Review of Books
Recently published books of Irish and Irish-American interest
Going Blind
Mara Faulkner’s Going Blind is a memoir with many layers. Faulkner (no relation to William) uses her writing as a testing ground for figuring out her experience of her father’s blindness due to retinitis pigmentosa. This genetic form of gradual blindness, which her paternal great-grandparents took with them when they emigrated from Ireland, becomes an interesting vantage point from which Faulkner approaches other kinds of blindness, both physical and mental. Each chapter revolves around a different manifestation of being unable to see, from “blind spot[s]” to “blinders” to “turning a blind eye.” Under these over-arching topics, Faulkner covers a surprisingly wide range of issues, including moments in her personal history and historical events in which blindness (sometimes unintentional, sometimes willful) played a role. She moves seamlessly from the difficulties and prejudices faced by the blind, to the blind eyes that refused to acknowledge the Great Hunger, to the tragic saga of Native American displacement in the Midwest, to connotations of blindness in scripture and society.

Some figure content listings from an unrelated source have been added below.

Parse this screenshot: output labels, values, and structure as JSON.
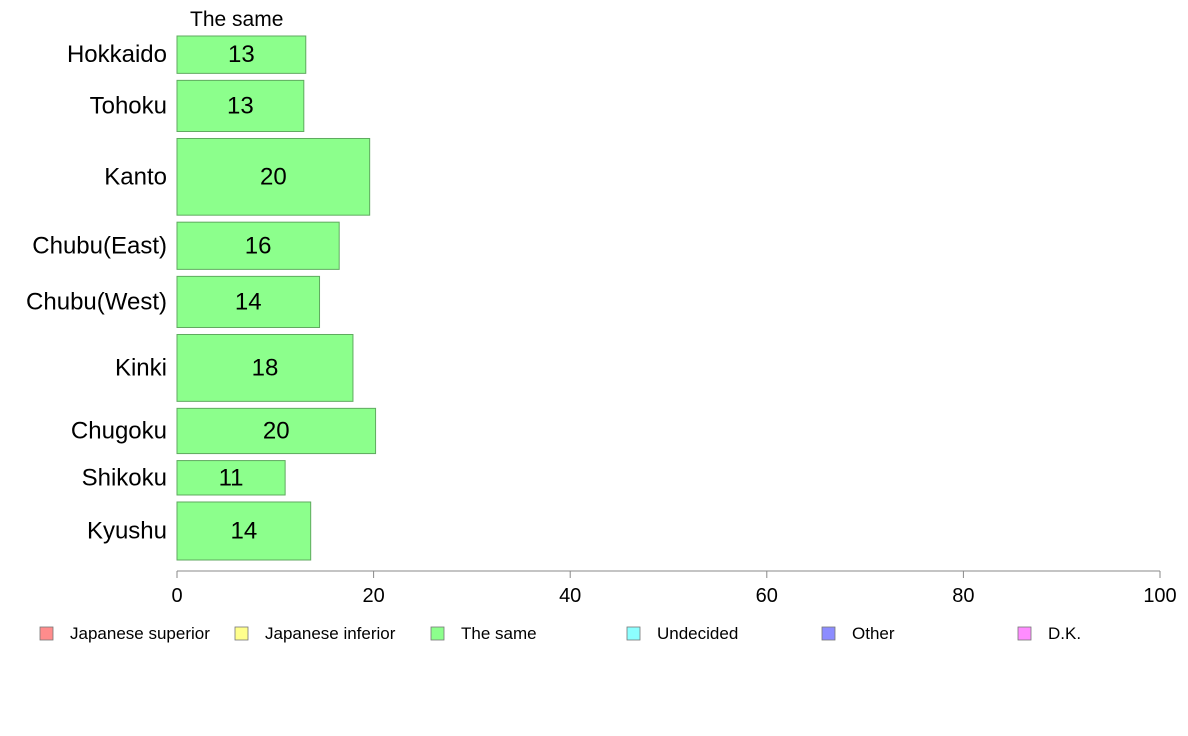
{
  "chart_data": {
    "type": "bar",
    "orientation": "horizontal",
    "series_title": "The same",
    "categories": [
      "Hokkaido",
      "Tohoku",
      "Kanto",
      "Chubu(East)",
      "Chubu(West)",
      "Kinki",
      "Chugoku",
      "Shikoku",
      "Kyushu"
    ],
    "values": [
      13,
      13,
      20,
      16,
      14,
      18,
      20,
      11,
      14
    ],
    "bar_values": [
      13.1,
      12.9,
      19.6,
      16.5,
      14.5,
      17.9,
      20.2,
      11.0,
      13.6
    ],
    "row_weights": [
      38,
      52,
      78,
      48,
      52,
      68,
      46,
      35,
      59
    ],
    "xlim": [
      0,
      100
    ],
    "xticks": [
      0,
      20,
      40,
      60,
      80,
      100
    ],
    "grid": false,
    "bar_color": "#8cff8c",
    "bar_stroke": "#5faa5f",
    "legend_position": "bottom",
    "legend": [
      {
        "label": "Japanese superior",
        "color": "#ff8c8c"
      },
      {
        "label": "Japanese inferior",
        "color": "#ffff8c"
      },
      {
        "label": "The same",
        "color": "#8cff8c"
      },
      {
        "label": "Undecided",
        "color": "#8cffff"
      },
      {
        "label": "Other",
        "color": "#8c8cff"
      },
      {
        "label": "D.K.",
        "color": "#ff8cff"
      }
    ]
  }
}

Faulkner has clearly done extensive research and she expertly unfolds her findings and her confusions. She doesn’t just tell readers about her experience, but invites them to share in making sense of her contemplations and discoveries. While this is not a light read, it is an extremely rewarding one.
– Sheila Langan
(227 pages / Excelsior Editions / $19.95)
The Obama Family
In his book Pioneers: The Frontier Family of Barack Obama, Stephen MacDonogh writes a hypnotic account which pulls readers directly into the tales of wigmakers and pioneers, creating a historical arc of personal and national struggle and the triumph that leads to President Barack Obama.
The early chapters read like a novel, chronicling the journey of a post-Famine immigrant family, the Kearneys. Sections of Irish history are kept somewhat skeletal, giving the general outline of the conditions of Ireland in the discussed periods, mainly the Famine and immediate post-Famine decades. The focus is sharply kept on the Kearneys and later the Dunhams when marriage in the States begins the cross-cultural journey that would lead to the first African-American president of the United States.
More personal and character details are presented as the book moves to more recent times, painting an engaging picture of Stanley Ann Dunham, Barack Obama’s mother, who succumbed to cancer in 1995.
MacDonogh’s book is a fascinating trip into the genealogical past of a president. He gives life to people centuries gone, making it easy to forget, as one reads, that this is a story leading up to a political milestone. The pictures throughout the book are the perfect visual component for readers to latch onto as the generations proceed from Offaly to Ohio, from Hawaii to Washington.